We should stop living like there is no tomorrow.
We know nuclear power is a
We know nuclear power is a waste of good resource and we know that renewable resources can easily be harnessed.
Uranim is no different to fossil fuels in so much as its abundance is similarly finite.
So why the hell use up all of something that we one day may be able to handle properly and that we may (again one day) find forms an inescapably essential part of the future of mankind? In other words, imagine... when faster than light travel becomes possible and it is found that uranium is the perfect, if not only, catalyst required to create amenable conditions... will we have any left... or will we have just consumed all the stuff that we could have then used had our ignorance and greed not gotten the better of us in the 21st century.

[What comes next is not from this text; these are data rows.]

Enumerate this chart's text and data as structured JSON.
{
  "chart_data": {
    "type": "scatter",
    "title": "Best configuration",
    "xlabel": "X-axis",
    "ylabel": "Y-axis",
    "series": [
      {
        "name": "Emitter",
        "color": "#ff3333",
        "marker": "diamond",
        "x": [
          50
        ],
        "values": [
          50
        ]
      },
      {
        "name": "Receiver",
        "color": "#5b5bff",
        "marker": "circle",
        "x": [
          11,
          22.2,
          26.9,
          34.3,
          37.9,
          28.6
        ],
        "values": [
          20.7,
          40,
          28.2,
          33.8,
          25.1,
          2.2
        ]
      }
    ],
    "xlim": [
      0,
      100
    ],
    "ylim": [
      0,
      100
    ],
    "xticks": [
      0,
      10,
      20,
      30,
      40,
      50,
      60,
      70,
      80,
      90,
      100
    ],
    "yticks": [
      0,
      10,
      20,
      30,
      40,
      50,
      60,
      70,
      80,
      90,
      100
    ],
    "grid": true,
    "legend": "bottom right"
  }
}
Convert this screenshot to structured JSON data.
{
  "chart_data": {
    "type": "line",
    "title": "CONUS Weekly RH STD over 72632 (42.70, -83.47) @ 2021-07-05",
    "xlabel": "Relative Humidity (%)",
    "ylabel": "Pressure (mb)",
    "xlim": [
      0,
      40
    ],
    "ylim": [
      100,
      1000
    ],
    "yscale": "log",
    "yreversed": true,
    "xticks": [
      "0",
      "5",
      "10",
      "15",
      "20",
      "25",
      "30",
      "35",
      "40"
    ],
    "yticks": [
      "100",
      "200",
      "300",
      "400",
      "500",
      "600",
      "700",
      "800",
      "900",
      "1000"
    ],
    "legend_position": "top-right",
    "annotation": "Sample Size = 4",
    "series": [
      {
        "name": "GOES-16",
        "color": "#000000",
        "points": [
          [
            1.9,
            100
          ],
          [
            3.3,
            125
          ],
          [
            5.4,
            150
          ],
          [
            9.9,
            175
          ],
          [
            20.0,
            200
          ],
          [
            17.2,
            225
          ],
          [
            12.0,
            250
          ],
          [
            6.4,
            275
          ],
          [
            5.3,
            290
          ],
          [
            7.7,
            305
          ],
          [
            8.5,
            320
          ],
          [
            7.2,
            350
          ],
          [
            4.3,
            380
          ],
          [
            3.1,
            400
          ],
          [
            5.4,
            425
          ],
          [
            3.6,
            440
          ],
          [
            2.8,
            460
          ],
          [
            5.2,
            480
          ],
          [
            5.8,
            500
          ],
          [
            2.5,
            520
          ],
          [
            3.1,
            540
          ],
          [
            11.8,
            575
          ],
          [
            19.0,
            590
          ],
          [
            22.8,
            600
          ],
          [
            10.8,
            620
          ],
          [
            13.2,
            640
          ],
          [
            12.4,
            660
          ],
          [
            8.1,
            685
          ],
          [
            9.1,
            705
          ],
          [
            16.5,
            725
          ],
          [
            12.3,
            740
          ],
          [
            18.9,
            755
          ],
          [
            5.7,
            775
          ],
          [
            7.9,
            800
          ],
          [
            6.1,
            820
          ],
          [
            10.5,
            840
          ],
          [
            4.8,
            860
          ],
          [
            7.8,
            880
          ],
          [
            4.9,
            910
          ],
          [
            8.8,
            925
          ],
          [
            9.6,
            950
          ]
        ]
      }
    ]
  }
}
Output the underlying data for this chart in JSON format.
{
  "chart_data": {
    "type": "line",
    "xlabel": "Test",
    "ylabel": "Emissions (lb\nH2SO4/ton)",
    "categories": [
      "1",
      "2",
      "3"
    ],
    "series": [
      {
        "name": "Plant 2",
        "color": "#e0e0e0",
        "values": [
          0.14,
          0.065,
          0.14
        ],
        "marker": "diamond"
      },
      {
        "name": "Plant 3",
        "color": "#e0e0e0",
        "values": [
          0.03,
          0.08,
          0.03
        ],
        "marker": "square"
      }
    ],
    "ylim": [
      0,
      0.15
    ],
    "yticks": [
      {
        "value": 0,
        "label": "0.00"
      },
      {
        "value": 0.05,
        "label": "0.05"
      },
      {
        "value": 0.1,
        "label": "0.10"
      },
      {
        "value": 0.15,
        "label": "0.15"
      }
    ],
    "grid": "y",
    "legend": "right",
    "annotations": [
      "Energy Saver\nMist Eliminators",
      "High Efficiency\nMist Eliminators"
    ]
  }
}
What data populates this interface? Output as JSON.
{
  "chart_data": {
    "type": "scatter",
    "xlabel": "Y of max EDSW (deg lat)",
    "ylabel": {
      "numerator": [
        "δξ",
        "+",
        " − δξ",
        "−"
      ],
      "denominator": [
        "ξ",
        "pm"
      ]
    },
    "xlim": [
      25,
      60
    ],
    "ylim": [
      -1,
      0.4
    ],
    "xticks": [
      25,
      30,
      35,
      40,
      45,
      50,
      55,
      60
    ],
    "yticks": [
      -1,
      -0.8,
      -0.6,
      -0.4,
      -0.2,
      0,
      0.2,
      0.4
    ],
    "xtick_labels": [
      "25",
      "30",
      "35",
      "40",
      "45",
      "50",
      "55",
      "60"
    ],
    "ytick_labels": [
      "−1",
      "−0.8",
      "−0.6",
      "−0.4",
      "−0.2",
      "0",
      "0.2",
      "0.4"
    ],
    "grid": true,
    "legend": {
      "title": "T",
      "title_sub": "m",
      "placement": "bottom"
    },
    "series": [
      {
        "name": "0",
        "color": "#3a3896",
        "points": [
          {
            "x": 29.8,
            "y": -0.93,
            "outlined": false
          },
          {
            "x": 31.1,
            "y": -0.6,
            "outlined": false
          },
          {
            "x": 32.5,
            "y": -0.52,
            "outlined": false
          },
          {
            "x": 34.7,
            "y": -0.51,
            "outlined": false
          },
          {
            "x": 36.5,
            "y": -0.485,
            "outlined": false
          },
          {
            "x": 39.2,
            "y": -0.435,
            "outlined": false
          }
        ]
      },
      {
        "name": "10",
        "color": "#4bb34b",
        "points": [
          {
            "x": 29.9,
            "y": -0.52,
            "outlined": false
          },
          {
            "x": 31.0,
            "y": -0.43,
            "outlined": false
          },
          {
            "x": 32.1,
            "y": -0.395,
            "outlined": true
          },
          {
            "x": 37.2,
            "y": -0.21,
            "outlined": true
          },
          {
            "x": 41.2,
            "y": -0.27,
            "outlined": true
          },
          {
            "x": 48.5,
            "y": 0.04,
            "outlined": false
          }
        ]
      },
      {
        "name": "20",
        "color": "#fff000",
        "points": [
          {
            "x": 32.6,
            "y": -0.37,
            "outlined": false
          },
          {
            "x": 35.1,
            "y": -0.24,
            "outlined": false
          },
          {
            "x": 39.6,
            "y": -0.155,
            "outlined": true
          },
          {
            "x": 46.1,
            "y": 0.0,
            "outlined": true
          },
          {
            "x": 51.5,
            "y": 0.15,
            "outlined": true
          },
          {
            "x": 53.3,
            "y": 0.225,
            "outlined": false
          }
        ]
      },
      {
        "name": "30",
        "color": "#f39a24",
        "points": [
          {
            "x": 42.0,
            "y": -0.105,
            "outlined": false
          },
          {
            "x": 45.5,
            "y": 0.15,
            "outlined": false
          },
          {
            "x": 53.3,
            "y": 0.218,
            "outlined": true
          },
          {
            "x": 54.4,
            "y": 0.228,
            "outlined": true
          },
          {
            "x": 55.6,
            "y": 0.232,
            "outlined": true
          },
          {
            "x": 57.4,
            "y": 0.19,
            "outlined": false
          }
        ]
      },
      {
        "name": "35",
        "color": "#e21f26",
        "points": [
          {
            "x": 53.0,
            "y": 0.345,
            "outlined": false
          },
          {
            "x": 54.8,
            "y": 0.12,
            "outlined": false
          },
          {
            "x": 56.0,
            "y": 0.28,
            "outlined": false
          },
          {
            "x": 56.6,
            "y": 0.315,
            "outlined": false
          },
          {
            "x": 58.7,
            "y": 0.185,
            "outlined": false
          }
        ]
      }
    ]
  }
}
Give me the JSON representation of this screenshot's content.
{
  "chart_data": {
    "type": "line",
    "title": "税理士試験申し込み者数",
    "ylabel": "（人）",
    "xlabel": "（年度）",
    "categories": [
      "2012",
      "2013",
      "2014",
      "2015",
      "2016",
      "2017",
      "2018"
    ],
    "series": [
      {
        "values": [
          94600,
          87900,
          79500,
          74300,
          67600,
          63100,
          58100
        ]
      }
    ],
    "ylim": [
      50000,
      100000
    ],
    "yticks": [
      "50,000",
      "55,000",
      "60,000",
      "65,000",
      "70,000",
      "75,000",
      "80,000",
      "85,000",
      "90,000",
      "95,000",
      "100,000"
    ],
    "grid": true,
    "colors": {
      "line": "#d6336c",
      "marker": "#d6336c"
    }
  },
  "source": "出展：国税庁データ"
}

What if it turns out indium used in solar panels is that catalyst? Besides, the waste we're currently burying is more highly concentrated than the ore originally mined. In a hundred years we'll almost certainlly re-open Yucca mountain and reprocess that waste. Nuclear waste is not "waste" the way CO2 gas is.
Uranium can also be economically extracted from the ocean (one thing all of these studies ignore because it's not been done "commercially" - no surprise, it doesn't make economic sense yet). When it comes down to it the studies that are saying we are running out of uranium all have the motive of either promoting a closed fuel cycle or environmentalists who hate nuclear power.